«Истерическая стремительность», «всезабвенность» (из статьи того же А. Крайнего о сборнике «Версты»), «духовное пустоутробие» и «озорство» (из отзыва Петра Струве)[167]; даже доброжелательный М. Осоргин увидел в «Поэте о критике» «литературную выходку» и «провинциальные интимности» – «цветаевские длинноты о самой себе»[168]. Никто не дал себе труда заметить, что на глазах возникает принципиально новая форма общения с читателем, что цветаевская «распущенность» – на самом деле – литературное открытие, родственное когда-то вызвавшей бурю «домашности» В. В. Розанова. Это стало стержнем ее прозы: Цветаева обращается к читателю от имени собственного «я», без посредничества безликого «мы». Она доверительно вводит его в свой интимный мир, в «тайное тайных», где начинается процесс творчества или – в эссе о детстве – где является самосознание человека. Это проявление доверия к читателю, распахнутости, а отнюдь не «провинциальность» или «всезабвенность». Для Цветаевой естественно поддержать ход своих рассуждений наиболее убедительно – собственным опытом создания стихов и восприятия чужого творчества. Идея не была ее индивидуальным открытием, она носилась в воздухе (ближайшие примеры – проза О. Мандельштама, «Охранная грамота» Б. Пастернака, «Как делать стихи?» В. Маяковского), и все же Цветаева «заскочила» вперед. Интересно, что показания ее и Маяковского о рождении стиха, его возникновении из «гула» совпадают – свидетельство достоверности и точности их самонаблюдений. Тех, кто любит поэзию, не может не волновать чудо ее возникновения, тайна, отделяющая поэта от простого смертного; Маяковский и Цветаева дают нам прикоснуться к тайне, приоткрывают психологию чуда. Критикам Цветаевой казалось диким обращение к собственным мыслям и чувствам, ее непосредственность и открытость перед читателем. Как Маяковского в саморекламе и «ячестве», ее обвиняли в нескромности. Прошедшие десятилетия показали, что Цветаева была права, что такое общение с читателем вошло в обиход, стало особенно привлекательным.

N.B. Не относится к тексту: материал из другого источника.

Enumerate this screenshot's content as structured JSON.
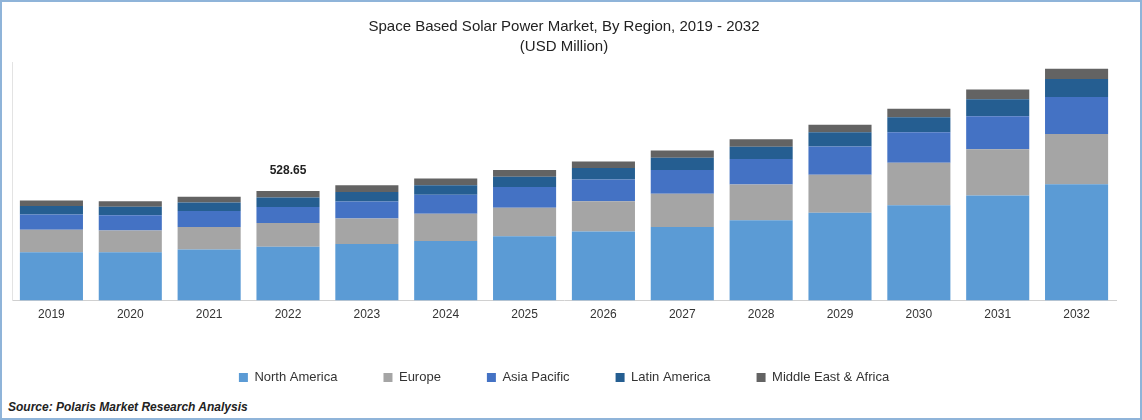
{
  "chart_data": {
    "type": "bar",
    "stacked": true,
    "title": "Space Based Solar Power Market, By Region, 2019 - 2032",
    "subtitle": "(USD Million)",
    "source": "Source: Polaris Market Research Analysis",
    "categories": [
      "2019",
      "2020",
      "2021",
      "2022",
      "2023",
      "2024",
      "2025",
      "2026",
      "2027",
      "2028",
      "2029",
      "2030",
      "2031",
      "2032"
    ],
    "series": [
      {
        "name": "North America",
        "color": "#5b9bd5",
        "values": [
          233,
          233,
          246,
          259.8,
          273,
          287,
          310,
          333,
          355,
          387,
          424,
          460,
          506,
          561
        ]
      },
      {
        "name": "Europe",
        "color": "#a5a5a5",
        "values": [
          109,
          105,
          109,
          113.9,
          123,
          132,
          137,
          146,
          160,
          173,
          182,
          205,
          223,
          242
        ]
      },
      {
        "name": "Asia Pacific",
        "color": "#4472c4",
        "values": [
          73,
          73,
          77,
          77.5,
          82,
          91,
          100,
          105,
          114,
          123,
          137,
          146,
          160,
          178
        ]
      },
      {
        "name": "Latin America",
        "color": "#255e91",
        "values": [
          41,
          41,
          41,
          45.6,
          46,
          46,
          50,
          55,
          59,
          59,
          68,
          73,
          82,
          87
        ]
      },
      {
        "name": "Middle East & Africa",
        "color": "#636363",
        "values": [
          27,
          27,
          27,
          31.85,
          32,
          32,
          32,
          32,
          36,
          36,
          36,
          41,
          46,
          50
        ]
      }
    ],
    "annotations": [
      {
        "x": "2022",
        "text": "528.65"
      }
    ],
    "ylim": [
      0,
      1150
    ],
    "yticks": [],
    "grid": false,
    "legend": "bottom",
    "tick_labels": "x"
  }
}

Когда я думаю о той непо́нятости, которой окружали Цветаеву современники, я испытываю двойственное чувство: горечи и удовлетворения. Горечи – за человека, достойного жить в окружении признания и славы. Удовлетворения – за Поэта, преодолевшего Время, ставшего современником своим внукам. Непонятость и недостаточная признанность Цветаевой кажутся мне естественными. Гиппиус не зря отметила стремительность Цветаевой. За нею, и правда, трудно было угнаться. Она жила в постоянном творческом движении, менялась, одну за другой сбрасывала поэтические «шкуры», оправдывая провидение Волошина о десятке поэтов в ней. Тем, кто успел привыкнуть и примириться с сегодняшней Цветаевой, она представала назавтра новым ликом, опять становясь неуловимой и непонятной. Это выбивало из колеи, читатели и критики не поспевали за ней, останавливались на полдороге. М. Осоргин в статье «Поэт Марина Цветаева»[169], объясняясь в любви к ней, называя ее «лучшим сейчас русским поэтом», писал, что «простодушные читатели... ее побаиваются», и признавался: «Ее стародавнюю книжку стихов в бархатном переплете (речь идет о „Волшебном фонаре“, 1912. – В. Ш.) я все же всегда предпочту весьма музыкальной нелепости «Крысолова»...» Если писатель, профессиональный критик видит в «Крысолове» лишь «музыкальную нелепость» и, не пытаясь вникнуть ни в ее философский смысл, ни в удивительное мастерство построения, ни в поэтические открытия, возвращается к детским стихам Цветаевой – чего же требовать от «непосвященных»? Должно было пройти время, чтобы мы научились читать и понимать Цветаеву. Она была поэтом не только вне политики, вне литературы, но и вне времени – любого:

Ибо мимо родиласьВремени!..

Поэт вне времени – на все времена – Цветаева оказалась не по росту многим своим современникам.